Title :
Novel Data-Distribution Technique for Hadoop in Heterogeneous Cloud Environments
Author :
Ubarhande, Vrushali ; Popescu, Alina-Madalina ; Gonzalez-Velez, Horacio
Author_Institution :
Cloud Competency Centre, Nat. Coll. of Ireland, Dublin, Ireland
Abstract :
The Hadoop framework has been developed to effectively process data-intensive MapReduce applications. Hadoop users specify the application computation logic in terms of a map and a reduce function, which are often termed MapReduce applications. The Hadoop distributed file system is used to store the MapReduce application data on the Hadoop cluster nodes called Data nodes, whereas Name node is a control point for all Data nodes. While its resilience is increased, its current data-distribution methodologies are not necessarily efficient for heterogeneous distributed environments such as public clouds. This work contends that existing data distribution techniques are not necessarily suitable, since the performance of Hadoop typically degrades in heterogeneous environments whenever data-distribution is not determined as per the computing capability of the nodes.

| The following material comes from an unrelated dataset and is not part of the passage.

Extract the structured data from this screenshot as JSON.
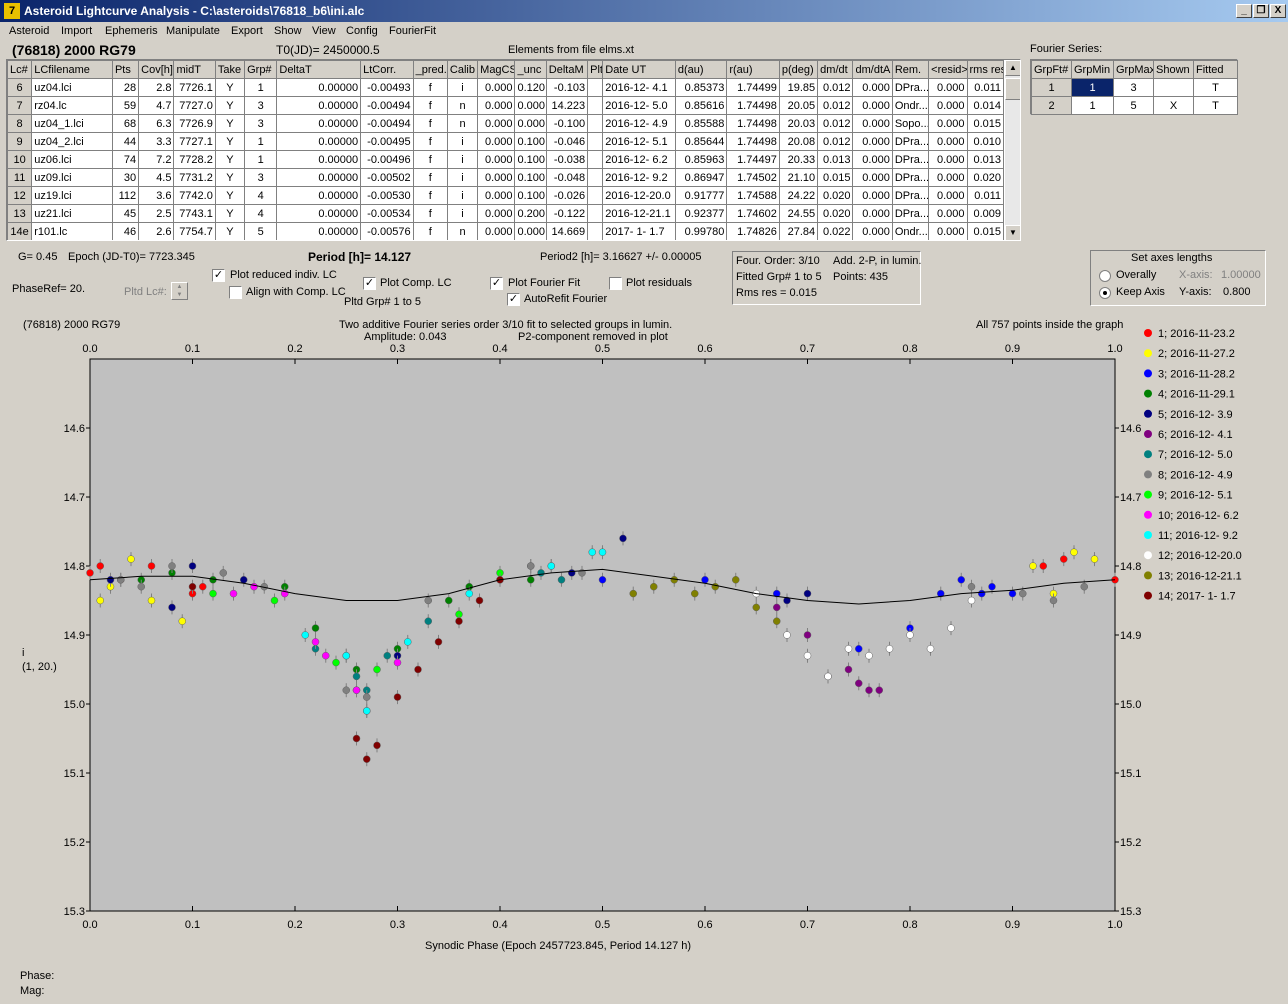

The concept of data-locality and its impact on the performance of Hadoop are key factors, since they affect the performance in the Map phase when scheduling tasks. The task scheduling techniques in Hadoop should arguably consider data locality to enhance performance. Various task scheduling techniques have been analysed to understand their data-locality awareness while scheduling applications. Other system factors also play a major role while achieving high performance in Hadoop data processing. The main contribution of this work is a novel methodology for data placement for Hadoop Data nodes based on their computing ratio. Two standard MapReduce applications, Word Count and Grep, have been executed and a significant performance improvement has been observed based on our proposed data distribution technique.
Keywords :
cloud computing; data handling; distributed databases; network operating systems; parallel processing; scheduling; Hadoop cluster nodes; Hadoop data nodes; Hadoop data processing; Hadoop distributed file system; Map phase; application computation logic; control point; data nodes; data placement; data-distribution technique; data-intensive MapReduce applications; data-locality awareness; heterogeneous cloud environments; name node; public clouds; task scheduling techniques; Bandwidth; Cloud computing; Data processing; Distributed databases; Processor scheduling; Random access memory; Time factors; Cloud Computing; Data Locality; Data Placement; Distributed Computing; Hadoop; MapReduce;
Conference_Titel :
Complex, Intelligent, and Software Intensive Systems (CISIS), 2015 Ninth International Conference on
Conference_Location :
Blumenau
Print_ISBN :
978-1-4799-8869-3
DOI :
10.1109/CISIS.2015.37